J'ai Lu :: 1991 / 1999 :: acheter ce livre

"Le XXème siècle restera peut-être comme un âge d’or de la littérature épique et fantastique, une fois que se seront dissipées les brumes morbides des avant-gardes molles. Il a déjà permis l’émergence de Howard, Lovecraft et Tolkien. Trois univers radicalement différents. Trois piliers d’une littérature du rêve, aussi méprisée de la critique qu’elle est plébiscitée par le public. Cela ne fait rien. La critique finit toujours par reconnaître ses torts ; ou, plus exactement, les critiques finissent par mourir, et sont remplacés par d’autres" (p. 101).

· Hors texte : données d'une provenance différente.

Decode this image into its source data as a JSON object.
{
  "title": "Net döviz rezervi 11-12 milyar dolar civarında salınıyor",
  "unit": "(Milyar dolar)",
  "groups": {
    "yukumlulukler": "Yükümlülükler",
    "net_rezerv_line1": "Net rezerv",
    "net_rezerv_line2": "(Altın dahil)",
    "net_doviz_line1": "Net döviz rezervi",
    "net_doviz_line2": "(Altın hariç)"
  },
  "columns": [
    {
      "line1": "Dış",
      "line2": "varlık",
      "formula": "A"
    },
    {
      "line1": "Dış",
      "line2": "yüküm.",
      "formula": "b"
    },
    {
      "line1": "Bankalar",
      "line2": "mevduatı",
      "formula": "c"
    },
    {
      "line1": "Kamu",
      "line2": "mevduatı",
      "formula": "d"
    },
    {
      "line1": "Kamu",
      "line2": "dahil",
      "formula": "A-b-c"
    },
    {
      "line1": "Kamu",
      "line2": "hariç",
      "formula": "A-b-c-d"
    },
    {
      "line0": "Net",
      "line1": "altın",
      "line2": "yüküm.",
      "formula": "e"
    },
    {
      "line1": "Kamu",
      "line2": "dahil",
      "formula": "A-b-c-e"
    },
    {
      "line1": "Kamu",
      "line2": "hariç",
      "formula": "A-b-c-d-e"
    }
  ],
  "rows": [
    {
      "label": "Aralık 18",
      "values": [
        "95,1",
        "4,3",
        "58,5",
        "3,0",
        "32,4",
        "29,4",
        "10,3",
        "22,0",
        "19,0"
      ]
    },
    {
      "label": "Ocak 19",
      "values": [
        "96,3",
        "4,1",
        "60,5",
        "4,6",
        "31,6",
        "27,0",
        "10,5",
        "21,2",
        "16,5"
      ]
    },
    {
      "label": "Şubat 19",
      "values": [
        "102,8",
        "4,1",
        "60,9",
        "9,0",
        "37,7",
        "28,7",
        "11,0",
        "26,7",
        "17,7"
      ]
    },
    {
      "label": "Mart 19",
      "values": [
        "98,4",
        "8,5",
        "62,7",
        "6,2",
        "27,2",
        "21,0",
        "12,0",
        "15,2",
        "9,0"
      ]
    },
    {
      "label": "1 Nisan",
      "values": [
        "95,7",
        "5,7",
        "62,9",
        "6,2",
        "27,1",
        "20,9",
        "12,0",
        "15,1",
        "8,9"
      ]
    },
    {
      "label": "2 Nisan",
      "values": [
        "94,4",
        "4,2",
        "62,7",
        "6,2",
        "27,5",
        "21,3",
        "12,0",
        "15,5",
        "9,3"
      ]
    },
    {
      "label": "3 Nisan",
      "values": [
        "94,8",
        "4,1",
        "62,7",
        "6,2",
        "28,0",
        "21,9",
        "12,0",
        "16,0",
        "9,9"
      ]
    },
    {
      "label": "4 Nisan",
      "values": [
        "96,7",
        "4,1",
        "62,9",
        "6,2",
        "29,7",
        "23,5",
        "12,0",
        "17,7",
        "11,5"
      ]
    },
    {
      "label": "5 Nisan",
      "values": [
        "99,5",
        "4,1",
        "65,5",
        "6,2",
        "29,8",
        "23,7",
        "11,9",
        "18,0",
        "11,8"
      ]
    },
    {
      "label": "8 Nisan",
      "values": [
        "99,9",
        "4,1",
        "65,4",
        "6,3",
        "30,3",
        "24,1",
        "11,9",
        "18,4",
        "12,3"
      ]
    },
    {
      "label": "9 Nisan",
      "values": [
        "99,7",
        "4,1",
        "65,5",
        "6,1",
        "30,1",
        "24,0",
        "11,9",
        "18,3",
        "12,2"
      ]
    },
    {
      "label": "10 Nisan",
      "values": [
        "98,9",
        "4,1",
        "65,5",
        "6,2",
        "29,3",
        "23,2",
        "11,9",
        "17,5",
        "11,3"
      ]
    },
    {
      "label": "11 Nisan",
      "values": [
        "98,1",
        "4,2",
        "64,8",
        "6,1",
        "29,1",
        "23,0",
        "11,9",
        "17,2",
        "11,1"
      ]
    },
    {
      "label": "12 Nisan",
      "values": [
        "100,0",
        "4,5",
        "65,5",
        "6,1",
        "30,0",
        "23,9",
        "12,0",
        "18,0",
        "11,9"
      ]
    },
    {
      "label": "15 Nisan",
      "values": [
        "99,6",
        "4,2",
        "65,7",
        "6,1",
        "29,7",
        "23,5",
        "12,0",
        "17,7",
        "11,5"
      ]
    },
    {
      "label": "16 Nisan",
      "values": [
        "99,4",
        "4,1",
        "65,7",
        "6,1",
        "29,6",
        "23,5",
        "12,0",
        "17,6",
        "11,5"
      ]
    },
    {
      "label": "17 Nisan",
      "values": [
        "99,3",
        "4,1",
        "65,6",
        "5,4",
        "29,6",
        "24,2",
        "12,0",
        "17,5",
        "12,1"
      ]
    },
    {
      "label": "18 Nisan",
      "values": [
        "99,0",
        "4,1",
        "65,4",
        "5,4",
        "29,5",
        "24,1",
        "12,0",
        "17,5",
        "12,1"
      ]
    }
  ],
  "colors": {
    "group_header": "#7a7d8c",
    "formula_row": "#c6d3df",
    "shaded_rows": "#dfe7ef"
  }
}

Ce passage, comme de nombreux autres dans cet essai, marque la lucidité de Michel Houellebecq à l'égard de Howard Phillips Lovecraft, si ce n’est sur la littérature en général. Car ce texte de jeunesse de l’écrivain français est sans doute l’un des plus pertinents et éloquents à avoir jamais été rédigés sur l’inventeur du mythe de Cthulhu, tant est limpide et éclairante chacune de ses trois grandes parties : celle consacrée à la postérité du reclus de Providence ; cette autre qui détaille les ressorts de son style ; cette dernière, la plus marquante, qui éclaire les écrits de Lovecraft à l’aune de sa biographie.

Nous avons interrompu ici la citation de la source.